For healthcare institutions accustomed to being the unquestioned experts, this feels uncomfortable, even threatening.
But let's sit with this discomfort for a moment. Whose healthcare is it, anyway?
Every project, every initiative, every quality improvement effort exists for one fundamental reason: patients. They are the purpose of healthcare, not the "problem."
When we design care delivery models, clinical spaces, or patient communications without meaningful patient input, we're essentially saying, "We know better than you what you need."
Yes, clinicians have clinical expertise. But patients are the experts in their own condition. Why? Well because they live with it every single day. They deal with its impact on their activities of daily living, in navigating the often complex and inhospitable (pun intended) systems and as a recipient of care.
Giving up exclusive control isn't losing something—it's gaining partners who are deeply invested in success because the outcomes directly impact their lives. I've been in rooms where a patient's insight completely reframed how problems were understood. That's not a loss of control; it's an expansion of wisdom.
Yes, you're ceding some decision-making authority. But you're also distributing responsibility for solutions. And you're remembering a crucial truth: patients are the purpose of healthcare, not the problem.
Fear 4: "We'll Look Foolish If We Don't Have It All Figured Out First"
This might be the hardest fear to admit: What if we bring patients to the table and we don't have a polished presentation? What if we can't show them a draft plan or a prototype? What if we have to say, "We don't actually know what the solution looks like yet"?
Healthcare professionals are trained to be experts, to have answers, to project confidence. The idea of sitting across from patients and families while admitting uncertainty feels pretty vulnerable. So what usually happens is people wait, develop something concrete first, then bring patients in for "feedback" on our nearly-finished work. Though well-intended the "give-them-something-to-respond-to" approach really signals: "We've already decided the direction. We just need you to validate it."
That's not co-design. That's not partnership. That's asking patients to rubber-stamp decisions already made. Do you know how many times I've heard patient partners express that they despise the idea of "rubber stamping" something?
A lot.
True engagement means bringing patients in at the beginning, when everything is ambiguous and undefined. It means inviting them to help identify and frame the actual problem before jumping to solutions. And yes, it means being comfortable saying, "We're not sure what this will look like, and that's exactly why we need you here."

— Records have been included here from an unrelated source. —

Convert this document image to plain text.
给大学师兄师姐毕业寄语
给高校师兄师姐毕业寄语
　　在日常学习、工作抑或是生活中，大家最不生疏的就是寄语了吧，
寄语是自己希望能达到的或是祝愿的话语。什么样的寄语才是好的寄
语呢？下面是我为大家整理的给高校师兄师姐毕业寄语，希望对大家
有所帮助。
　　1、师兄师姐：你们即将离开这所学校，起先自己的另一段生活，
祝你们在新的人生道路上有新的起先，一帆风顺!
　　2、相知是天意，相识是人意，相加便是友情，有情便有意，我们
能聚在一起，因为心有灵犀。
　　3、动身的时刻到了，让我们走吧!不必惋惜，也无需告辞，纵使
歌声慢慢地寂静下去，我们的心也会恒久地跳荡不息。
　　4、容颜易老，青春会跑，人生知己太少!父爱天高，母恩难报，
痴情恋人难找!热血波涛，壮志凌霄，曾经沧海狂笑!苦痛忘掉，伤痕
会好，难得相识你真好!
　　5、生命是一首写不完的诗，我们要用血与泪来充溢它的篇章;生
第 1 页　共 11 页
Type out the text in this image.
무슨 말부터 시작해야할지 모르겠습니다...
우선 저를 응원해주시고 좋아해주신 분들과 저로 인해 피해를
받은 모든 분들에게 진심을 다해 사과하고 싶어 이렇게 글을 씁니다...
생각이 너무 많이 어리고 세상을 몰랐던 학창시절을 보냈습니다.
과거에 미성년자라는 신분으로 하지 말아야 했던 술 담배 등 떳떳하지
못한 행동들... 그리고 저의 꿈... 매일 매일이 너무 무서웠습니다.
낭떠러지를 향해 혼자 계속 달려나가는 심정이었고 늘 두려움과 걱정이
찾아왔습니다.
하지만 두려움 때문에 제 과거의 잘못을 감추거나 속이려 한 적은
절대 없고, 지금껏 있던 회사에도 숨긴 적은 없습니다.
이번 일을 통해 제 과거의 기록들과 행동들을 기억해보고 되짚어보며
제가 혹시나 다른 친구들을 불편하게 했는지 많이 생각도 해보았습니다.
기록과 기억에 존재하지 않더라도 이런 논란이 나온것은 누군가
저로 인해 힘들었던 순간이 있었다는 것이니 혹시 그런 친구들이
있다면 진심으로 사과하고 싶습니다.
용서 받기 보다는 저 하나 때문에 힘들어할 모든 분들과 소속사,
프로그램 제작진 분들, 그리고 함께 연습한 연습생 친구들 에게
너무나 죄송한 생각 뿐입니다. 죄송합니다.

I've watched the magic that happens when healthcare teams embrace this vulnerability. When a project team admits they're starting from scratch, patients don't lose confidence—they lean in. They appreciate the honesty. They recognize they're being treated as genuine partners.
The problem healthcare thinks it's solving isn't always the problem patients are experiencing. That moment of "looking foolish" for not having answers actually makes you look wise—wise enough to recognize you needed patient insight from day one.
It's okay to not have all the answers. In fact, admitting that is the first step toward finding the right ones.
Nothing to Fear But Fear Itself
These fears persist because patient engagement requires cultural change, and change, even when positive, can still be uncomfortable. But the alternative—continuing to design healthcare systems, policies, and services without meaningful patient partnership—is far more frightening.
I've lived on both sides. I know the vulnerability of being a patient who feels unheard. I know the professional anxiety of stepping into unknown territory as a project leader engaging patients and caregivers. But I also know the extraordinary outcomes possible when we confront these fears directly.
The "monsters" of patient engagement aren't real. The opportunities are!